DIX10, UNE SIMPLE ISONOMIA

Si dans le champ du langage qui est notre seul asile ce qu’au fond nous croyons trouver est la simple redécouverte de ce qui a été perdu, il semble bien que ce qui alors a été retrouvé n’est pas de votre fait et qu’enfin cette aubaine ne vous soit imputée paraît l’entier du bon sens. Pour revendiquer la trouvaille il suffira de la faire tenir dans le corps d’un objet et l’entier de son inédit sera le nom retrouvé la représentation retrouvée et la valeur retrouvée, chacun appréciant selon son humeur.
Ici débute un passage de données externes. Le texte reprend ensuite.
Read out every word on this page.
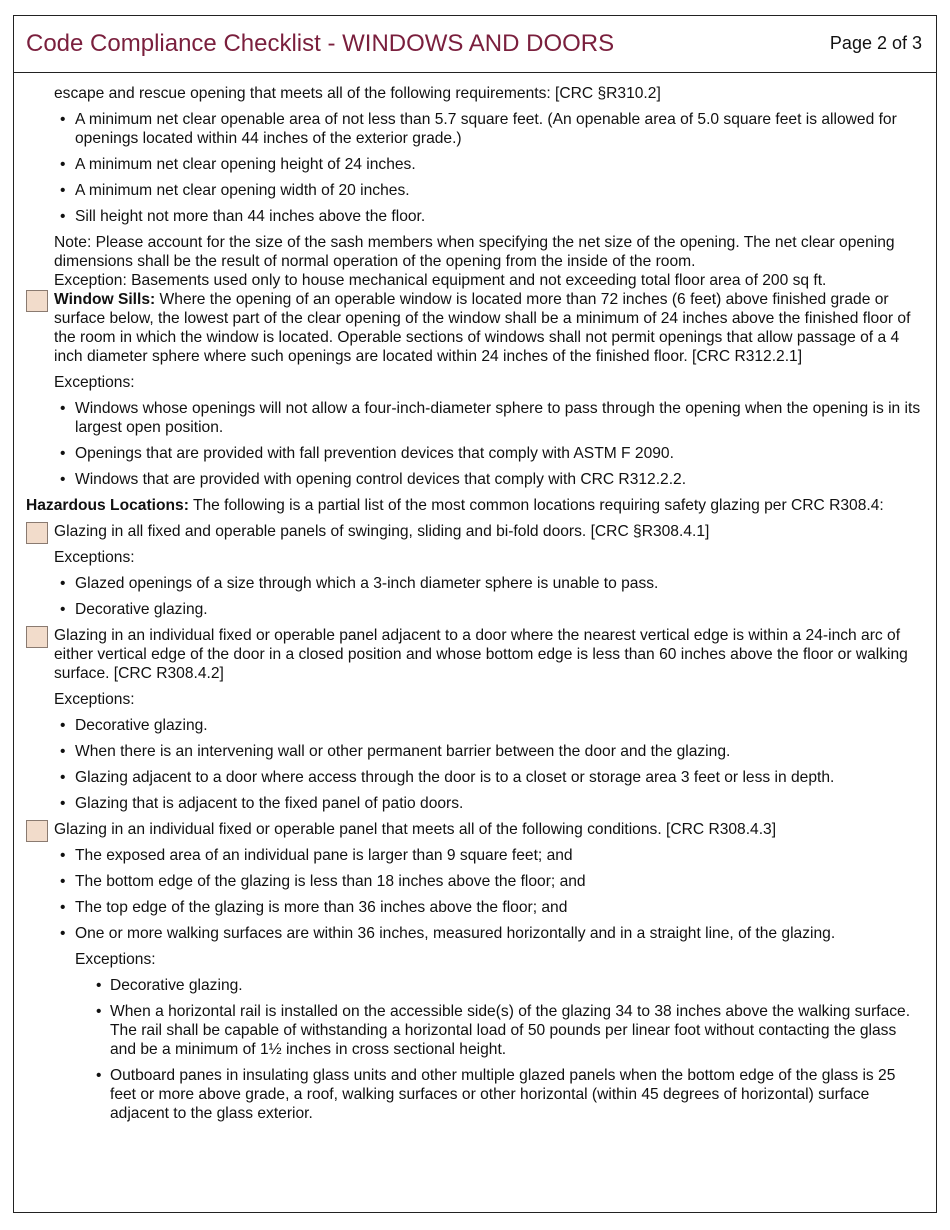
Code Compliance Checklist - WINDOWS AND DOORS	Page 2 of 3
escape and rescue opening that meets all of the following requirements: [CRC §R310.2]
• A minimum net clear openable area of not less than 5.7 square feet. (An openable area of 5.0 square feet is allowed for openings located within 44 inches of the exterior grade.)
• A minimum net clear opening height of 24 inches.
• A minimum net clear opening width of 20 inches.
• Sill height not more than 44 inches above the floor.
Note: Please account for the size of the sash members when specifying the net size of the opening. The net clear opening dimensions shall be the result of normal operation of the opening from the inside of the room.
Exception: Basements used only to house mechanical equipment and not exceeding total floor area of 200 sq ft.
Window Sills: Where the opening of an operable window is located more than 72 inches (6 feet) above finished grade or surface below, the lowest part of the clear opening of the window shall be a minimum of 24 inches above the finished floor of the room in which the window is located. Operable sections of windows shall not permit openings that allow passage of a 4 inch diameter sphere where such openings are located within 24 inches of the finished floor. [CRC R312.2.1]
Exceptions:
• Windows whose openings will not allow a four-inch-diameter sphere to pass through the opening when the opening is in its largest open position.
• Openings that are provided with fall prevention devices that comply with ASTM F 2090.
• Windows that are provided with opening control devices that comply with CRC R312.2.2.
Hazardous Locations: The following is a partial list of the most common locations requiring safety glazing per CRC R308.4:
Glazing in all fixed and operable panels of swinging, sliding and bi-fold doors. [CRC §R308.4.1]
Exceptions:
• Glazed openings of a size through which a 3-inch diameter sphere is unable to pass.
• Decorative glazing.
Glazing in an individual fixed or operable panel adjacent to a door where the nearest vertical edge is within a 24-inch arc of either vertical edge of the door in a closed position and whose bottom edge is less than 60 inches above the floor or walking surface. [CRC R308.4.2]
Exceptions:
• Decorative glazing.
• When there is an intervening wall or other permanent barrier between the door and the glazing.
• Glazing adjacent to a door where access through the door is to a closet or storage area 3 feet or less in depth.
• Glazing that is adjacent to the fixed panel of patio doors.
Glazing in an individual fixed or operable panel that meets all of the following conditions. [CRC R308.4.3]
• The exposed area of an individual pane is larger than 9 square feet; and
• The bottom edge of the glazing is less than 18 inches above the floor; and
• The top edge of the glazing is more than 36 inches above the floor; and
• One or more walking surfaces are within 36 inches, measured horizontally and in a straight line, of the glazing.
Exceptions:
• Decorative glazing.
• When a horizontal rail is installed on the accessible side(s) of the glazing 34 to 38 inches above the walking surface. The rail shall be capable of withstanding a horizontal load of 50 pounds per linear foot without contacting the glass and be a minimum of 1½ inches in cross sectional height.
• Outboard panes in insulating glass units and other multiple glazed panels when the bottom edge of the glass is 25 feet or more above grade, a roof, walking surfaces or other horizontal (within 45 degrees of horizontal) surface adjacent to the glass exterior.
La création vous étant imputée au titre d’acteur pour le fait d’avoir donner un visage à ce qui se trouvait jusque-là disloqué, le génie de l’auteur qu’ainsi vous avez laissé à dire les retrouvailles d’un fond mesuré d’avec une forme à ses mesures devient dès lors le droit d’auteur non pas dédié à un objet mais attaché à son produit.
La marchandise ou le produit que nous représentons par les moyens de la peinture est l’objet dont vous auriez remercié les mérites en le congédiant lui et son créateur-auteur-acteur et gardé par-devers vous le nom la figure et la valeur qu’il tient toujours en sa réserve par le fait des largesses d’une idée inespérée et d’un talent besogneux cela non pas dans le dessein de toucher vite le droit d’auteur mais bien pour vous débarrasser une bonne fois pour toute du créateur et de son droit de producteur, le même, autre du premier comme démiurge idéal, de l’auteur et de son talent de réalisateur, le même, autre du premier comme criminel idéal enfin de l’acteur et de son mime de spectateur, le même, autre du premier comme témoin idéal, cela en opposant le quatre fois trois coups du prodige.
L’objet et son produit ayant été là vitrifiés ont cédé le pas aux Sujets leurs doubles installés à présent dans un rapport de symétrie où le prodige fait figure de séparation comme membrane identité pli ou arrête et ainsi révèlent une étincelance et sa mise à disposition en la forme simple du prodige présente à l’instant et à présent le secours du désir de langage de l’autre autre du fameux vouloir donner quelque chose qu’on n’a pas à quelqu’un qui ne l’a pas et qui n’en veut pas.
Le ni l’Un ni l’Autre de l’exonomie se tient immobile dans le cri et la stupeur, l’Un pour l’autre de l’Autre de la dénommée se tient retranché dans la plainte et la contrainte enfin l’Un et l’Autre pour l’Autre de l’Isotès ouvre une Isonomia où l’apparition continuée du secours du désir de langage de l’autre est certainement abandon simultané de la preuve, du crime, du secret et de tout ce qui s’en suit.